Yes, there are a lot of articulatory muscles involved in speech — the muscles of the jaw, tongue, lips, vocal folds larynx, and throat, and more. Our prototype uses 8 electrodes placed around the face to measure their movements.
It seems like accuracy of the reconstructed silent speech would be quite a hurdle.
The more training data the system has, the more accurate it is. So data is one of the big challenges. In our prototype, we recorded my student speaking for around twenty hours, partly voiced speech and partly silent speech, tracked with EMG. When you listen to the results of successful synthesis, it sounds just like him! It’s very accurate when we limit the range of words. When you can say absolutely anything, the error rate goes up of course.
How should I picture a silent speaker using the prototype you’ve developed?
At the outset we needed to make sure EMG signals could actually be used to reconstruct speech at all, so there are currently a bunch of electrodes that get taped to your head. We already know we don’t need to target all of those muscles. Ideally, we would develop a headset with fewer electrodes, so it would be more ergonomic. The Bakar Fellows Program Spark Award will help us to do that.
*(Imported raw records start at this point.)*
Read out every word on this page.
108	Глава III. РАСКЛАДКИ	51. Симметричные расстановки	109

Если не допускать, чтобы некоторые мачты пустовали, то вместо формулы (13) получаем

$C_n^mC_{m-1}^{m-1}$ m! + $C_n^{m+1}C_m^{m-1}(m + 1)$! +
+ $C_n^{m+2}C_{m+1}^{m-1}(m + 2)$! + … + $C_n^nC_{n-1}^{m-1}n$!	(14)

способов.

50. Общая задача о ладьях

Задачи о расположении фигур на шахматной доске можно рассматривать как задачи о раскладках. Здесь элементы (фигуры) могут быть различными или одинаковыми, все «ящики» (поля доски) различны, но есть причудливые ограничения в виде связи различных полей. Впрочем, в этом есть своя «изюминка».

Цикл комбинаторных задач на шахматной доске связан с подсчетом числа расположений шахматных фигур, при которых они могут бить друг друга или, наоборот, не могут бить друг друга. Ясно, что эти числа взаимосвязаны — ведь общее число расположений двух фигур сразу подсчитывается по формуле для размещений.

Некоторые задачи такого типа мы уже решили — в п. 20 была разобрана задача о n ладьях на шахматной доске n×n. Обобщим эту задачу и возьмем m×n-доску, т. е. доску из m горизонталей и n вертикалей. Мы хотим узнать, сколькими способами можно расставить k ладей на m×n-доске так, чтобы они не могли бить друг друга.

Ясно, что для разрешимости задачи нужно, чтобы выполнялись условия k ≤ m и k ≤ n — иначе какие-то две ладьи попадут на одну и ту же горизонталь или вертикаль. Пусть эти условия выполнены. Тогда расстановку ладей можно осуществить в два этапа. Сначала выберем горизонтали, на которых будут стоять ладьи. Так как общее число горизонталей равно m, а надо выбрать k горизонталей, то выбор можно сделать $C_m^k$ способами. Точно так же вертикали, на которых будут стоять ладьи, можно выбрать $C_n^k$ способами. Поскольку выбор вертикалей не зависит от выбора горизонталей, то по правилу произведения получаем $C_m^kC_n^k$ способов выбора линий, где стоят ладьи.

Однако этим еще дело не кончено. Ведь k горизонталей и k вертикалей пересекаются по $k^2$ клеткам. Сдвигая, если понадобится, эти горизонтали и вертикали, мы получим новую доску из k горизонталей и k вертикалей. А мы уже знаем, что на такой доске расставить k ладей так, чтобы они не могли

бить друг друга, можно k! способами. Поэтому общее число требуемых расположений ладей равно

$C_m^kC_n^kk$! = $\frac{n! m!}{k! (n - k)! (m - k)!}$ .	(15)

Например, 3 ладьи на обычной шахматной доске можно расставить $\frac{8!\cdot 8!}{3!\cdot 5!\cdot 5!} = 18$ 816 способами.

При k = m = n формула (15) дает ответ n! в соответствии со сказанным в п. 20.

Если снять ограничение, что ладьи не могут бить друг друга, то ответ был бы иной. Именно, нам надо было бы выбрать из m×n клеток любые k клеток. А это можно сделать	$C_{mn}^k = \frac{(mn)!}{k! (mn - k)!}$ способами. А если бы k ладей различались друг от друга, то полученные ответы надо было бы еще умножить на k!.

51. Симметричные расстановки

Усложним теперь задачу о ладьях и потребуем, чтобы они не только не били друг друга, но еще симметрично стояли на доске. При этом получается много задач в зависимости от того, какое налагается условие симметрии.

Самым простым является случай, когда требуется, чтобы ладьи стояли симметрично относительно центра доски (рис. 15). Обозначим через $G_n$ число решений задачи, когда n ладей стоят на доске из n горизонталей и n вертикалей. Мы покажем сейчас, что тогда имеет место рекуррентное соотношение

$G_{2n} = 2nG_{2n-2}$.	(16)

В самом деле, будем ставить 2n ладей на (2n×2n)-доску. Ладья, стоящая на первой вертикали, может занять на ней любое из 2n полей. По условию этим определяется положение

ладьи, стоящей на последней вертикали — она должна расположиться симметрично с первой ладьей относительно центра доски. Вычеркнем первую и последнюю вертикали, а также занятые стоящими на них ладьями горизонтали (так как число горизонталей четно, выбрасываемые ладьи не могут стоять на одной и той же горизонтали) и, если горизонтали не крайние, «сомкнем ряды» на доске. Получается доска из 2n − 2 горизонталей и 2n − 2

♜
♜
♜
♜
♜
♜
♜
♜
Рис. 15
We also need to pre-train the system with hundreds – ideally tens of thousands – of hours of different people speaking in many different contexts. There are so many variations in the way people speak, both in terms of their muscle movements and also the resulting sound of their voice. The more data we provide as pre-training, the better the system will be at adapting quickly to new users.
So a lot depends on subtle differences between one speaker’s voice and another’s.
I think it’s important that we reproduce the real voice of the speaker. You don’t want to have concerns about impersonation. Your voice is different from mine. Those differences come from a lot of different factors, partly how we move and position our articulators, and partly how the acoustics of our vocal tracts vary.
It also doesn’t have to be perfect all the time. The way we envision the technology being used, the speaker and the person on the other end of the conversation would both hear the reconstructed speech in their respective headsets. So if the speaker catches an error, they can mouth the correct word or phrase again.
Where do you see this speechless speech technology being used?
One of the things that has been evolving rapidly is the work environment. It’s hard to control noise and privacy in workplaces outside of the office — at home or in a coffee shop where you have other voices to contend with and also the need for privacy. Even in a more conventional work setting, a lot of offices weren’t built for as many private video conferences as we have today. With this technology, some people could mute themselves, so to speak, so as to allow different people at the same table to have separate, mutually private conversations.
It’s hard to envision that extraneous noise just doesn’t matter.
It’s really a huge change from the world of microphones, where your voice gets combined with all the ambient sound around you. With EMG, absolutely all ambient input noise concerns go away. The electrodes don’t pick up any surrounding sound. And because you’re mouthing words, you’re not adding to the noise for others. Workers could have a conversation even on a construction site.
It’s not obvious to me which applications are going to dominate the others, but collectively there are a lot of possible scenarios. All of these possibilities together form the market. When you start on this kind of project, you don’t know exactly where it is going to go. We’ve got some cool questions and we’re starting to get cool answers. We’ll find out what works.